# Ray Dionaldo Promoted to Tuhon in Sayoc-Kali!!!



## Guro Harold (Dec 11, 2003)

Hello Everyone,

I have just been informed and I am pleased to announce that Grand-Tuhon Christopher Sayoc of Sayoc-Kali has promoted Master Ray Dionaldo to the rank of Tuhon.

Along with this promotion, Tuhon Ray Dionaldo and Tuhon Felix Cortes have also been tapped to lead Sayoc Fighting Systems. Both the promotion and the appointments took place this last week in England.

Sayoc Fighting Systems, which will have its public unveiling soon, has been under development for the last several years.

Guro Ray, founder of Filipino Combat Systems, has over twenty years of martial arts experience. He holds numerous ranks and was also a personal student of numerous high ranking FMA instructors, including the late Grand Master Remy A. Presas. He was also one of the first to produce aluminum knife and sword trainers.

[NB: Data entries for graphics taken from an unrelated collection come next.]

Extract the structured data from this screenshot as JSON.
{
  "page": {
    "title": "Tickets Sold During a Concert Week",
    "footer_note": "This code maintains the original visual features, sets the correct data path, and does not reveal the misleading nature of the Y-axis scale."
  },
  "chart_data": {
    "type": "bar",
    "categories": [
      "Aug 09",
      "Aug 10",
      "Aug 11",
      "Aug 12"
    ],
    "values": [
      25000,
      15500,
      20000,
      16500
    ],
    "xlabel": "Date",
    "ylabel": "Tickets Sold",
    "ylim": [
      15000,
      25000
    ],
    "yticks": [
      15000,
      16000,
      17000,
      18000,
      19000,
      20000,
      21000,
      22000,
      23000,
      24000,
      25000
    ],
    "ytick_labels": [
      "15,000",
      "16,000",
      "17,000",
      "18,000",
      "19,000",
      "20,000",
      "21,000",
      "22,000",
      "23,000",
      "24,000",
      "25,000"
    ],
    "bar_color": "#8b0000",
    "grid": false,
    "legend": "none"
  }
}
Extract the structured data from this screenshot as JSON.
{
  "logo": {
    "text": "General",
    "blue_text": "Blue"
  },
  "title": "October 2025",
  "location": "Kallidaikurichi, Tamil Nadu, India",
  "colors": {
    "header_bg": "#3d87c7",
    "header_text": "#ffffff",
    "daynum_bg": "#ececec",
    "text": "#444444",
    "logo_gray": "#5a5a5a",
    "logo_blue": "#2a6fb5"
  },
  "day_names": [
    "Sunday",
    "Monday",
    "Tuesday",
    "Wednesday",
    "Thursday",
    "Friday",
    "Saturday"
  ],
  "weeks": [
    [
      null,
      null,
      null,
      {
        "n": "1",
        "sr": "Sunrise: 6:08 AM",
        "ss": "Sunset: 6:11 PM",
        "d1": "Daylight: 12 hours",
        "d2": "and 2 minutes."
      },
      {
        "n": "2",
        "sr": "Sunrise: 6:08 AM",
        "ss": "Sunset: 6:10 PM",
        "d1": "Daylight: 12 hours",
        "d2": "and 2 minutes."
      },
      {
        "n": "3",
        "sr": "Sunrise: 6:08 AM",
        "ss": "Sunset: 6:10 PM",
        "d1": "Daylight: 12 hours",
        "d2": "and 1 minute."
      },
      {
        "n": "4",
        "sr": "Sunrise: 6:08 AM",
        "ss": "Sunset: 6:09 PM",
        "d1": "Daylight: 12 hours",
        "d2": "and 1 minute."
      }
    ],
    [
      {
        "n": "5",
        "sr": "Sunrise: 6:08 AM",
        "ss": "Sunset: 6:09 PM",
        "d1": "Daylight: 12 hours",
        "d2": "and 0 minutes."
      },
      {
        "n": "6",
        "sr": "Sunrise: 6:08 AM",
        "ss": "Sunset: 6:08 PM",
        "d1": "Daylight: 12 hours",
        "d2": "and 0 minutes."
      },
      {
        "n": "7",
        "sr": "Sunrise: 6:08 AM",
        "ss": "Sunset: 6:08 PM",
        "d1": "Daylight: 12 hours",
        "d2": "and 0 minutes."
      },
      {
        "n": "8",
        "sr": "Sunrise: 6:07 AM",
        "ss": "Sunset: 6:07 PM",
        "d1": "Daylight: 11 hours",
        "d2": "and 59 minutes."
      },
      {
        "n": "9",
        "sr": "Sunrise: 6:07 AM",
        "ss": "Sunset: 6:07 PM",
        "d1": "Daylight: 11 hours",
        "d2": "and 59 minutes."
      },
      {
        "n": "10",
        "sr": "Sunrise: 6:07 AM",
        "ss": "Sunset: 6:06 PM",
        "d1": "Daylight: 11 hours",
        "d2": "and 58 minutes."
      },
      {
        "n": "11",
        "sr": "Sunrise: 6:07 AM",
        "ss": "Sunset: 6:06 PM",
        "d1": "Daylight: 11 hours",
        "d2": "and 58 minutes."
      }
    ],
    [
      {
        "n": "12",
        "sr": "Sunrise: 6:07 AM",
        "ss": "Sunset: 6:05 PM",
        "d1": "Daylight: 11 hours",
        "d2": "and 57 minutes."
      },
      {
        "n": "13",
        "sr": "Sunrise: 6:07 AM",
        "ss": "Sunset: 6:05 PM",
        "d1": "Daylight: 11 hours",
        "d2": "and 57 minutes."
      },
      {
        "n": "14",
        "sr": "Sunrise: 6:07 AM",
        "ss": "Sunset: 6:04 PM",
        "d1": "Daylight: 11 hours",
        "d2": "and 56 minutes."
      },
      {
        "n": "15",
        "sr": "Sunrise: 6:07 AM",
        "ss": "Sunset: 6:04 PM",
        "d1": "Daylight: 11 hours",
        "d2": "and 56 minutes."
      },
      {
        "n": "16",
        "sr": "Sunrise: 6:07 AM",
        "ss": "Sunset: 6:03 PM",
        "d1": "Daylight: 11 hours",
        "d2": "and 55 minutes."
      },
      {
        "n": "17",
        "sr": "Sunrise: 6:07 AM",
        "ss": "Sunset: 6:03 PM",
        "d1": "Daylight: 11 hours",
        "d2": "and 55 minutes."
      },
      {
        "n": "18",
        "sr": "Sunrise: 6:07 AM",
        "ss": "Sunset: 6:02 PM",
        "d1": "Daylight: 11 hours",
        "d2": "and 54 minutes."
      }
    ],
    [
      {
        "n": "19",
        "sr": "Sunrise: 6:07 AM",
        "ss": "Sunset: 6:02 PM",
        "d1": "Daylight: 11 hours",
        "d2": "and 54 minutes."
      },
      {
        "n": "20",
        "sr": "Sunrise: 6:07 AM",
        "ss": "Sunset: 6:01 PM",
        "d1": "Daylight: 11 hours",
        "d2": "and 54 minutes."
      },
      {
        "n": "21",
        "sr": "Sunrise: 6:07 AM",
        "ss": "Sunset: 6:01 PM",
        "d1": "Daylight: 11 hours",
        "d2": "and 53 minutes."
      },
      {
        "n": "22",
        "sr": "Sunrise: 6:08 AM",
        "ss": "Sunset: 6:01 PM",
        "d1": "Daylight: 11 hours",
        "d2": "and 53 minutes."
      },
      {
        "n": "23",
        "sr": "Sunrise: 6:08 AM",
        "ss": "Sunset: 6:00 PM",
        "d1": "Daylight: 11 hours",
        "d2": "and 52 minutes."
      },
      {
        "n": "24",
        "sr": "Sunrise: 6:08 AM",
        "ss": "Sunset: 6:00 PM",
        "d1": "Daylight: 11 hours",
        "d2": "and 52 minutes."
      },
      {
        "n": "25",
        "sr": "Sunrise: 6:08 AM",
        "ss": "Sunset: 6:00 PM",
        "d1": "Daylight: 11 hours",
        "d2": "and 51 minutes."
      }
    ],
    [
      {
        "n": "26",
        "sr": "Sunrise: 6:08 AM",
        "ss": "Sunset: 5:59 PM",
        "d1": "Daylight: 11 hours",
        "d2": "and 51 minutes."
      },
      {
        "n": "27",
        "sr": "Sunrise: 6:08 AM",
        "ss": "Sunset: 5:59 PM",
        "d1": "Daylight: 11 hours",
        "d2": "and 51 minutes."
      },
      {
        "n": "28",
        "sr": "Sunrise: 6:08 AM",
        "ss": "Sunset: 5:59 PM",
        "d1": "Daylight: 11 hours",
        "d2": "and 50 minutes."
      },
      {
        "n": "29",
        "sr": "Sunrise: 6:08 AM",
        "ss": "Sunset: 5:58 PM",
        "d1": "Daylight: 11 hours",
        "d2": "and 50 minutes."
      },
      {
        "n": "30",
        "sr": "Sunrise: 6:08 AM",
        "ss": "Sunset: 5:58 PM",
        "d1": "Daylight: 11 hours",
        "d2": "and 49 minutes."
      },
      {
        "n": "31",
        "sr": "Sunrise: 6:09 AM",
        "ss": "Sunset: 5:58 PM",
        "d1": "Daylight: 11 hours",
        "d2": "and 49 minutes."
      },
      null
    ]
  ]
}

The announcement concerning his promotion to Tuhon can be viewed at:

http://sayoc.com/forums/index.php?act=ST&f=1&t=509&

Congratulations again Tuhon Ray!!!

Guro Harold Evans
Full Instructor and NC State Representative Ray Dionaldo's FCS-Kali


----------



## arnisandyz (Dec 11, 2003)

Congrats!!!


----------



## arnisador (Dec 11, 2003)

That's great!


----------



## tshadowchaser (Dec 11, 2003)

Congrads on the promotion and a job well done for many years


----------



## Datu Tim Hartman (Dec 11, 2003)

:cheers: :drinkbeer


----------



## Rich Parsons (Dec 11, 2003)

Please pass on my Congratulations 
:asian:


----------